When history teacher Aimee Blazek was told by doctors she couldn’t continue to run or lift weights while pregnant, she needed to change her exercise routine so she could still move her body to improve her mental wellbeing. Here, she shares how she’s adapted and the new activities she is really enjoying.

Adjusting my exercise routine without losing the enjoyment

Exercise and moving my body are priorities for me. I’ve found, over many years, that when I am stagnant my physical and mental health suffer.

Luckily I either figure out that I’m not coping well with the stresses of life or teaching or, more usually, my husband will ask when the last time I went to the gym was, or suggest I go for a run. Moments such as these have made it clear that my personal wellbeing does rely on movement.

I have recently been advised that I can no longer exercise in the ways that I enjoy. I’m four months pregnant and my obstetrician has told me I can no longer run or lift weights. This change has not been an easy one to take on board and has meant I’ve had to really reassess the way I exercise.

So, what am I able to do? I can walk. Which, unfortunately, is not running. I had always enjoyed the pace of moving quickly, of the breeze on my face, and the challenge to improve my splits between kilometres.

So, honestly, the adjustment has been difficult to make, but it's a nice change to have made. I can still listen to a podcast while I walk, and I can still challenge myself if I wish, but a slower walk around my neighbourhood, looking at the houses and gardens with my husband, has been a refreshing change.

Yoga is also on the go-to list. I have been attending yoga weekly for well over 12 months and have been advised that yoga is perfect for the pregnant body.

But what I have really enjoyed, and taken much greater interest in, is the breath work that goes into yoga. As a teacher, I can hold a lot of stress in my body, so the focus on breath paired with movement has been a welcome relief at the end of a busy day by forcing those random negative, busy, or distracting thoughts out of my mind and body.

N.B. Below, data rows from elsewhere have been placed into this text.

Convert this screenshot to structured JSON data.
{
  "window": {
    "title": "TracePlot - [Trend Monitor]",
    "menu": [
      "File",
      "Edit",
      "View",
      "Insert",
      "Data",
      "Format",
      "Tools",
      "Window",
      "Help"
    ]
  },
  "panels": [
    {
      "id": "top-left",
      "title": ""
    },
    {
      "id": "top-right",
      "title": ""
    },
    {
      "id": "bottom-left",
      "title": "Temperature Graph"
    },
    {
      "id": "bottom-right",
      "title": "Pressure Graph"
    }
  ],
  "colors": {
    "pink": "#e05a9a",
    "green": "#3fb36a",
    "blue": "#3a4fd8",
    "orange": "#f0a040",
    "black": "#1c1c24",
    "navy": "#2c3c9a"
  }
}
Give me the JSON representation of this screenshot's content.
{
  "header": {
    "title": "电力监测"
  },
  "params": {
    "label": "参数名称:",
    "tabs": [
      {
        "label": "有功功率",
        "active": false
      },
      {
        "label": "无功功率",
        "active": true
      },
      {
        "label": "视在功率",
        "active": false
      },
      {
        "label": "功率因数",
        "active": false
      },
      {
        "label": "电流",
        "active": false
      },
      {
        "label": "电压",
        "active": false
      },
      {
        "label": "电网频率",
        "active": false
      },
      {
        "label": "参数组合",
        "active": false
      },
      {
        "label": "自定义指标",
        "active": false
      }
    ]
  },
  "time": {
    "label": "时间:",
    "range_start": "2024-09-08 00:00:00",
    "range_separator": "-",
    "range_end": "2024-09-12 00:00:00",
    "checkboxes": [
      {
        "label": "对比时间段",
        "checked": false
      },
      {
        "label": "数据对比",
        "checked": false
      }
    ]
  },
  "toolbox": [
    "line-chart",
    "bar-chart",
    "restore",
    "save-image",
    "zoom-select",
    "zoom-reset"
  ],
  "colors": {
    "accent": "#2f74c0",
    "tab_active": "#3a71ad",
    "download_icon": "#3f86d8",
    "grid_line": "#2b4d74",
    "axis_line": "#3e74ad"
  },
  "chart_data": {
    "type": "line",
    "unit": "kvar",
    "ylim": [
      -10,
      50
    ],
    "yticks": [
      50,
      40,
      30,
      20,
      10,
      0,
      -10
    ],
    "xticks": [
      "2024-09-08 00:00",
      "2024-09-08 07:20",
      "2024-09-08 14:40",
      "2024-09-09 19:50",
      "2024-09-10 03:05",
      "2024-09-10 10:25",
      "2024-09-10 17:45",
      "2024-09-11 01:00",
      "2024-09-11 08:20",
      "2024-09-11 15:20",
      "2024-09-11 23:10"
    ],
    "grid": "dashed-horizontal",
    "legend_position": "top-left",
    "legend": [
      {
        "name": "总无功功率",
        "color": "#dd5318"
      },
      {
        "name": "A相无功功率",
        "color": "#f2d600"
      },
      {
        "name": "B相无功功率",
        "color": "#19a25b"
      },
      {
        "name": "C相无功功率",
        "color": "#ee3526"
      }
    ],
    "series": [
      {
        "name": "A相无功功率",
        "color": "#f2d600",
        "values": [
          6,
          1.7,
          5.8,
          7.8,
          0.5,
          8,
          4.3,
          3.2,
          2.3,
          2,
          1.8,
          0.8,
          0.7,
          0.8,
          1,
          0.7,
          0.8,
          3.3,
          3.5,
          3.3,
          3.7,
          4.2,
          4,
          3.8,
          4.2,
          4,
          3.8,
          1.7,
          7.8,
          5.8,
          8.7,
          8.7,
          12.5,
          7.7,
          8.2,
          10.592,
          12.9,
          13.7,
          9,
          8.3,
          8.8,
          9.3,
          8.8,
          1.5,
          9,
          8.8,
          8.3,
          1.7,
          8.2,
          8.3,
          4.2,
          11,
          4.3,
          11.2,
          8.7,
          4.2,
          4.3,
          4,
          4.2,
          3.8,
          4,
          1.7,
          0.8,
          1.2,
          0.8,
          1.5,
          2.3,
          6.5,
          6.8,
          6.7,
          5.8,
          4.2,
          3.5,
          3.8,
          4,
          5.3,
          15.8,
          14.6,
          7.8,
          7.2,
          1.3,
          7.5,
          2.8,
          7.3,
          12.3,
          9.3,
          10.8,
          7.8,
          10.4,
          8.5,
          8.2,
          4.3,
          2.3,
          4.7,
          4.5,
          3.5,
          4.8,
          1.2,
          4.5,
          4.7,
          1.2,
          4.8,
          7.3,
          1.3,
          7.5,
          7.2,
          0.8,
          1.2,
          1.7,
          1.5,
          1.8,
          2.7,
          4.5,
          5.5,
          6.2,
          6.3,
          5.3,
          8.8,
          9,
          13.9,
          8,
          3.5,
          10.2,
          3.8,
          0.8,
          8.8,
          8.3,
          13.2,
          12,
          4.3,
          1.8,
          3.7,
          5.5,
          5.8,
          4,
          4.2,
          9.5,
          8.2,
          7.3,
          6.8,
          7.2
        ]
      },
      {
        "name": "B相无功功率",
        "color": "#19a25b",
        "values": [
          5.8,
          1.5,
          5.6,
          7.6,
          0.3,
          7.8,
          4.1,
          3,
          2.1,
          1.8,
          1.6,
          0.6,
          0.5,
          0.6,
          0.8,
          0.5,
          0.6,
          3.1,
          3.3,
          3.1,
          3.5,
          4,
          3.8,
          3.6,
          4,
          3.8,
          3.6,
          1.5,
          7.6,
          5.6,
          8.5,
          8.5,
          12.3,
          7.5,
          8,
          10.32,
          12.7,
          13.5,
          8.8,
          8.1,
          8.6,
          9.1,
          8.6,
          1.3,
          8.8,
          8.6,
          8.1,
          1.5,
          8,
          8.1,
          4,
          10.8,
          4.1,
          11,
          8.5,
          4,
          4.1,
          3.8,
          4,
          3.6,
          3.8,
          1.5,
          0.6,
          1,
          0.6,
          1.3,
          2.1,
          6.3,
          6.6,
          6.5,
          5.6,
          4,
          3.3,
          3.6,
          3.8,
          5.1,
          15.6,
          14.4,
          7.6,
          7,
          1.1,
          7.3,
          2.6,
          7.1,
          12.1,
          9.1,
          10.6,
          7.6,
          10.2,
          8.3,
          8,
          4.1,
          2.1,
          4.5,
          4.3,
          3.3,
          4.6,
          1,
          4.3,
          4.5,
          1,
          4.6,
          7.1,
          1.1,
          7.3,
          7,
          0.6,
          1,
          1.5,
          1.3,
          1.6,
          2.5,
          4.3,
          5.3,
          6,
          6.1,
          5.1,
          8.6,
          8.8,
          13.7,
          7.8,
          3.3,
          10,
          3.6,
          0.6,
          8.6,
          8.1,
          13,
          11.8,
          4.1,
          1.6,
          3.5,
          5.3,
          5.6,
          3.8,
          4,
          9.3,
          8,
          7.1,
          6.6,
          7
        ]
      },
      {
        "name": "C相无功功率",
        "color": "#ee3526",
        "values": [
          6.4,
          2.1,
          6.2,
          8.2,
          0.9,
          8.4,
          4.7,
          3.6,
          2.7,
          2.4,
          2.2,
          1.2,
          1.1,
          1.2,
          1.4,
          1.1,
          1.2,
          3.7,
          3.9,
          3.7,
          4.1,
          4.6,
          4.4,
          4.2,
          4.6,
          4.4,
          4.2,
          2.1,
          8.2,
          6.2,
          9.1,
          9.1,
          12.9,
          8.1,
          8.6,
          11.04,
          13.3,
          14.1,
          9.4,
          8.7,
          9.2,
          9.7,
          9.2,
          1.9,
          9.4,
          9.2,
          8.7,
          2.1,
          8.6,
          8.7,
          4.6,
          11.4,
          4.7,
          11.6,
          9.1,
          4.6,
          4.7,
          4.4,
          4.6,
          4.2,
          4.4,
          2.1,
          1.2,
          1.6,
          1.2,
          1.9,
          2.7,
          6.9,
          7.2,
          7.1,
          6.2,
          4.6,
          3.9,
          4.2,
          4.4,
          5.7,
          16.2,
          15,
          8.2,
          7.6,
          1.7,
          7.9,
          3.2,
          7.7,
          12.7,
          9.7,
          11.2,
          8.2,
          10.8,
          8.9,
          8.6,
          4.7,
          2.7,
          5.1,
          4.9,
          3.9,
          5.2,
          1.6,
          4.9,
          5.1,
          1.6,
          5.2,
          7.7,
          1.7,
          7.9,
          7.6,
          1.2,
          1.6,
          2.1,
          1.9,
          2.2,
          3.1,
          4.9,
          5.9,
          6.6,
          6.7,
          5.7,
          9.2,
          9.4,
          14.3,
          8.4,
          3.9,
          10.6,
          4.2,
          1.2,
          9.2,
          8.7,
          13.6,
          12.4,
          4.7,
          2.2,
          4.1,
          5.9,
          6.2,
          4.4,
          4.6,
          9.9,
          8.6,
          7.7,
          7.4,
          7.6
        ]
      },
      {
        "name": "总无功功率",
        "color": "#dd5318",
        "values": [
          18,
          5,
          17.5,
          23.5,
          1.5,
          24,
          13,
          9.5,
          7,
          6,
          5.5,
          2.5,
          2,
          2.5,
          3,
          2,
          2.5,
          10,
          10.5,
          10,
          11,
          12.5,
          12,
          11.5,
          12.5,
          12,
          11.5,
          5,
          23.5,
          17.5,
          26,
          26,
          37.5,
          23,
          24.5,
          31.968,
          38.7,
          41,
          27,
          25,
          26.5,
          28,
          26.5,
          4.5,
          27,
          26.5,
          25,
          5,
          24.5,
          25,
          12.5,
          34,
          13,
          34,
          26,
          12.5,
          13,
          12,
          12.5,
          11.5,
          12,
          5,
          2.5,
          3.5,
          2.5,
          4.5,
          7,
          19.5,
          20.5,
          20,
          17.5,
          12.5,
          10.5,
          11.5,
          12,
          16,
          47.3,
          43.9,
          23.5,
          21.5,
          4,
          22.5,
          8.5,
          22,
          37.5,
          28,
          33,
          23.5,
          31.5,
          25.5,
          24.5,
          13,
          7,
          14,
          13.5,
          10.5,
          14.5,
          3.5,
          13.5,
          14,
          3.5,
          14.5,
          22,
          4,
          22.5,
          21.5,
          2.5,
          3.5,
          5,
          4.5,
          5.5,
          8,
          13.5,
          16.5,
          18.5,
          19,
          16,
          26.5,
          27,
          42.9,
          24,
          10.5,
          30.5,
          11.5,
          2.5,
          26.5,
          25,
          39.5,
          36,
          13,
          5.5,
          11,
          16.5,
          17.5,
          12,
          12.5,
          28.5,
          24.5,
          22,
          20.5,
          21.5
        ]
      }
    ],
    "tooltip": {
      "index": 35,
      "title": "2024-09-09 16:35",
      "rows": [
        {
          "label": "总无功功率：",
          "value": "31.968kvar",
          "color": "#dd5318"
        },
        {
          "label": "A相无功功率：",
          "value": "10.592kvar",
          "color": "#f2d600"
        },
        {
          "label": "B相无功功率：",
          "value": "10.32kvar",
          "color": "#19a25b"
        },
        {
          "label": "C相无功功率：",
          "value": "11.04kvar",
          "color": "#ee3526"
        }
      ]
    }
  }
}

I have also tried other forms of low-impact exercise. And, I have discovered that just because a form of exercise is not classed as high impact, it does not mean that it is easy or ineffective.

Barre, for instance, has been a challenging experience. And whilst it was lovely to be a ballerina for all of two minutes during the class, the other 43 minutes were extremely challenging. Not to mention the shock I had two days afterwards when my legs and glutes reminded me that they were very much still feeling the burn.

Barre, as challenging as it is, has been a fast favourite and an activity that I hope to continue well into the future. Zumba is another that may be overlooked by those serious gym goers, but again provided a real challenge to my coordination and self-awareness. I may not return to that in the future, but it was fun. Another that I am yet to attempt and have been encouraged to attend is water aerobics, I just need to get some appropriate swimwear and find a class that I can get to.

Whilst it was really easy to get bogged down in what I am no longer able to do, the focus on health and clarity of mind is still my main focus. I am still an advocate of moving for wellbeing, but the way that I do that movement has been adjusted. My biggest take away, so far, has been that changing how you move is okay, just as long as you do move.